What Excites Us?

Article

Ask several people what they find exciting and you'll get hundreds of different answers. I would bet that the answers you get from nurses are very different than those from regular people.

Ask several people what they find exciting and you’ll get hundreds of different answers. I would bet that the answers you get from nurses are very different than those from regular people. After all, we can sit around the lunch or dinner table and talk about or listen to lectures on constipation, diarrhea, nausea , vomiting, and even death, and it just seems like every day conversation. But even among nurses, I bet there are different things that excite different ones. What a critical care nurse finds exciting a behavioral health nurse might find frightening and what the behavioral health nurse finds exciting the med surg nurse thinks is just psychotic. That’s why we all do different things and have our specialties. We do what excites us.

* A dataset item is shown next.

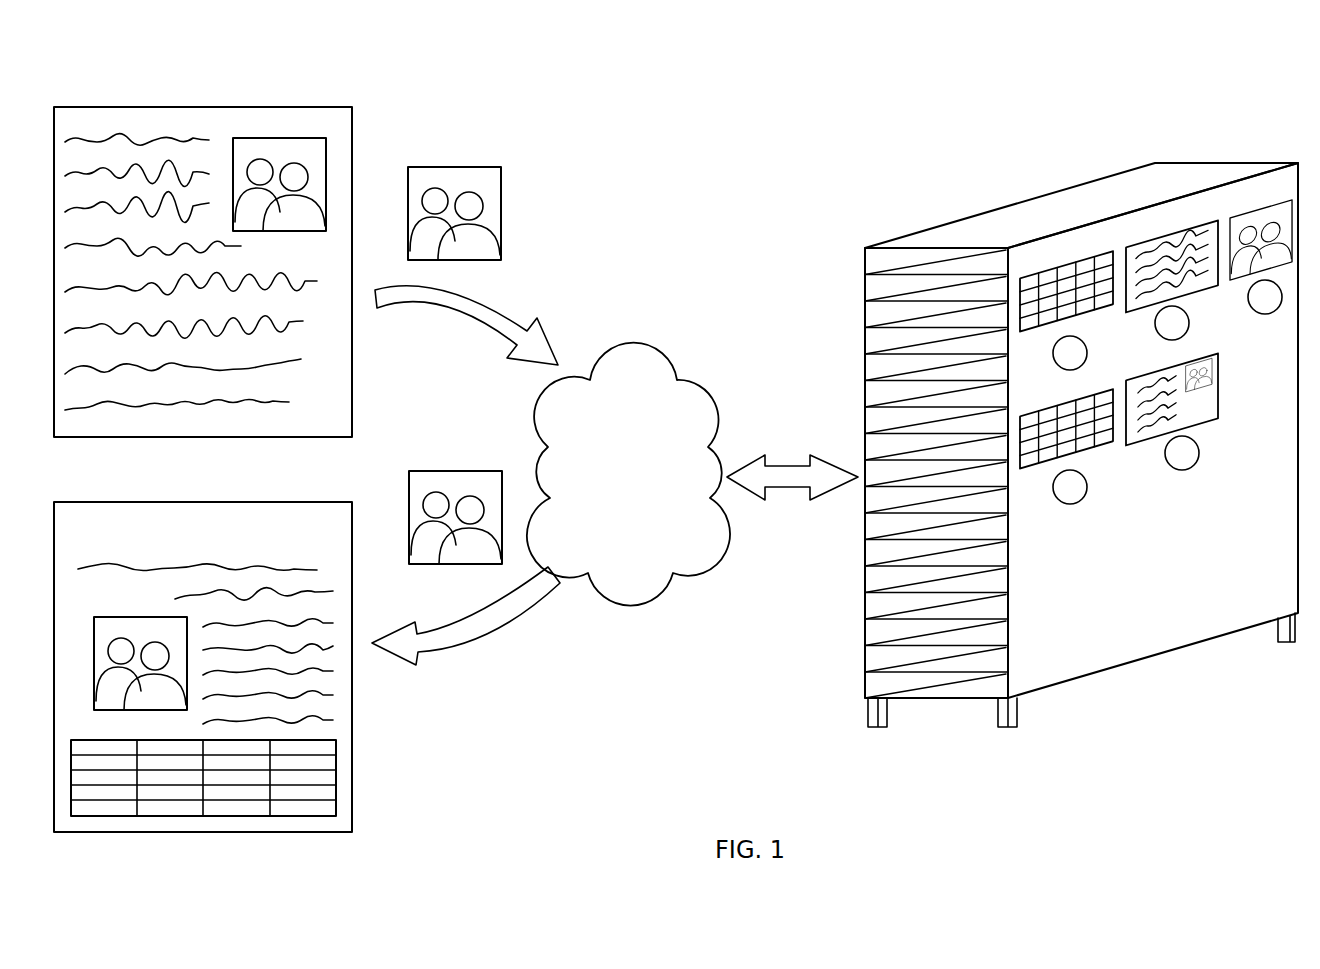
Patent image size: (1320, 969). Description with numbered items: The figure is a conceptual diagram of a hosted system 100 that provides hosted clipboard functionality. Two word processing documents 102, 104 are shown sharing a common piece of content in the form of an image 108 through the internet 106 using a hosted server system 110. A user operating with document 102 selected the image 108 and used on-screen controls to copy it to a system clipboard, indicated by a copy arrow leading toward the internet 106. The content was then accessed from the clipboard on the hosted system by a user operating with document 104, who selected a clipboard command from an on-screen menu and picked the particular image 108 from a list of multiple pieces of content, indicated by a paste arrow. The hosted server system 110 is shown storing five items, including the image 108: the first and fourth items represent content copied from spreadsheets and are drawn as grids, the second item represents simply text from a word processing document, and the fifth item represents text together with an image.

I have to admit that since moving from a comprehensive cancer center at a large teaching hospital to the community setting, different things have come to excite me as well. Where at one point giving complicated chemotherapy regimens and treating unusual cancer diagnoses was an every day event, I now look forward to and get excited about the much less frequent “exciting” case. Recently we’ve had quite a few of these. For the staff it’s been challenging and a bit unnerving, but it really has energized me. We had a woman with a sarcoma for which the physician prescribed a quite complicated chemotherapy regimen. Included in this regimen was a dopamine drip. What?! We can’t give dopamine on our unit? I got calls on the weekend and night with all sorts of questions. I had to educate the staff that we could, indeed, give dopamine because it was a renal dose and didn’t need any special monitoring. But still they were a little hesitant. I ended up taking the physician orders and writing them out step by step for each day to make sure the nurses felt comfortable with when each drug was to be administered and when. Admittedly, it helped to organize it in my mind as well. But I was in my element. Figuring out this complicated regimen, making it understandable to the patient and the nurses, seeing the results we were getting with this new therapy and looking forward to the next time the patient returned so that we could do our best to get her through this.

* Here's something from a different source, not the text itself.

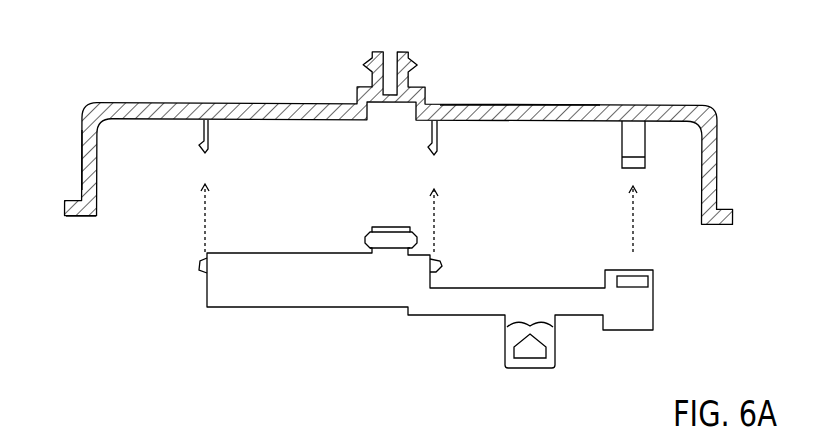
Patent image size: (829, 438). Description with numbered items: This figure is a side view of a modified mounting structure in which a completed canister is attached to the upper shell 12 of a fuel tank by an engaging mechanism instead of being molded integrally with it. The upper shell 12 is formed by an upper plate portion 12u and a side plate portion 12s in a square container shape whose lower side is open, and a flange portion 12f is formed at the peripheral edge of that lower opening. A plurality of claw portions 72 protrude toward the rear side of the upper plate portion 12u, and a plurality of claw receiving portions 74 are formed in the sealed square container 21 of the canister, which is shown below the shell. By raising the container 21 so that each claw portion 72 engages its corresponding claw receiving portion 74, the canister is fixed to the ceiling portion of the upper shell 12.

Another patient was admitted recently whom I was asked to come and see. As I was going to her room a rapid response was called on her. Luckily I was the RRT nurse that day so was right there. This was a young woman newly diagnosed with APL. Of course, she was bleeding, pancytopenic, and febrile. I was confident that this was the APL and that what we needed to do was get her chemotherapy started as soon as possible. I pulled aside one of the clinical coordinators who is studying for her OCN exam and asked her what she thought was our priority given we had just reviewed oncology emergencies in her studies. She was quick to respond that if we didn’t treat the underlying disease, we would always be chasing the bleeding, fever and cytopenias. It was so exciting to me to know that she “got it”. Of course the attending physician who was her internist and not so familiar or comfortable with leukemia, felt she’d be better served in the CCU. And although she had a port a cath placed the day before, because she had a fever we were not to use it until CT’s were done to verify that was not the source of infection. Chemo would have to wait. It was frustrating but I understood. She eventually came back to us and chemo was started. Unfortunately she ended up going back to the unit and was intubated due to flash pulmonary edema, most likely from ATRA syndrome. But what an exciting case. Somethng we don’t see here every day.

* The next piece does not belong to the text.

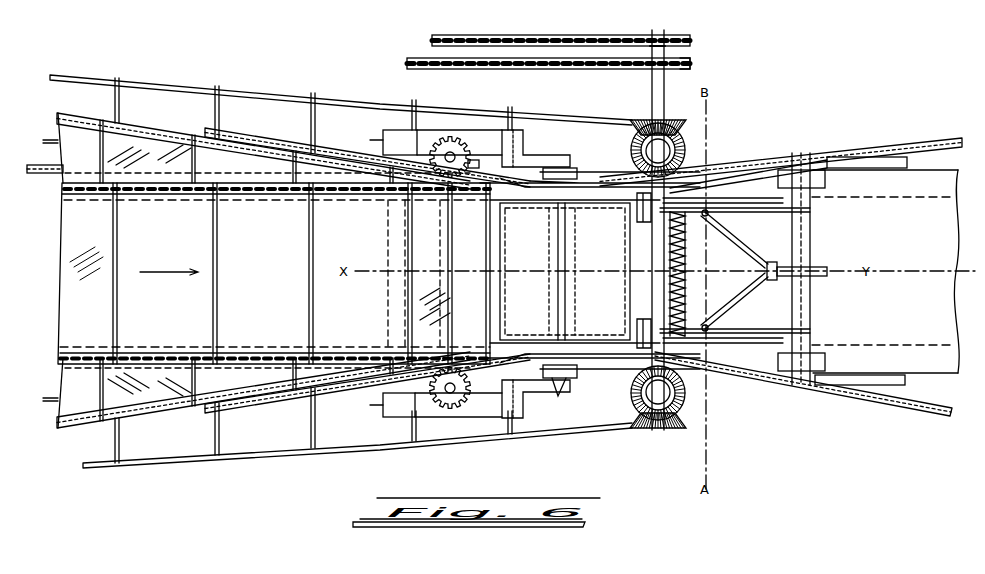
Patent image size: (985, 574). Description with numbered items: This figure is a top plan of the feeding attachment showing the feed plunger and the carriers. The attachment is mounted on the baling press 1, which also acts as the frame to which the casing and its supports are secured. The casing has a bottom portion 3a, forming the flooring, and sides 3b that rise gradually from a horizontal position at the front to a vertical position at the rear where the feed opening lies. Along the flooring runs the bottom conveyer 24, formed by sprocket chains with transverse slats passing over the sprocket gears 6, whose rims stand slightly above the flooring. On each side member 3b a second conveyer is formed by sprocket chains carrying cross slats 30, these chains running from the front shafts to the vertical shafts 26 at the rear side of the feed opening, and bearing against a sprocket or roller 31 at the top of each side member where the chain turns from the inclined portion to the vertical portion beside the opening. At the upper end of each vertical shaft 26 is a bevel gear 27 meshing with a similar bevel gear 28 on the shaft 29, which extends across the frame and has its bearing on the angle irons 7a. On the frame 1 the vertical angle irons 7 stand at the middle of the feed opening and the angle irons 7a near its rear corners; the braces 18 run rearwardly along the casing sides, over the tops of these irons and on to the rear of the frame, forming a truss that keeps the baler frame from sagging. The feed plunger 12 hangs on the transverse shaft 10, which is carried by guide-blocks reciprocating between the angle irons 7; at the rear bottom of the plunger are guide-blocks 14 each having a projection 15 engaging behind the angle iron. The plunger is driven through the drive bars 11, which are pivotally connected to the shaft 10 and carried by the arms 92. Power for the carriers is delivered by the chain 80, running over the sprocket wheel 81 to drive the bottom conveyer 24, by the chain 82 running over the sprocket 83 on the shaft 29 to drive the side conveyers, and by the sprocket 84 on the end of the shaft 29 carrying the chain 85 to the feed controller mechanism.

This week we’ve given arsenic, a new drug that replaces IVIG when it is not effective, and admitted another acute leukemia patient. All of these things are so exciting to me. I feel like I am really using my expertise and have the opportunity to teach the nurses with whom I work to learn so much more. Not that I get excited about people being very sick. But we can learn so much and the next time we see that, maybe people won’t be so unnerved. It’s a strange excitement for sure. Maybe it’s good to not to have those complicated cases every day so that one doesn’t get complacent about what they are doing. Maybe a little bit of nervousness is good to help us be on the mark each and every time. But what an exciting few weeks it has been.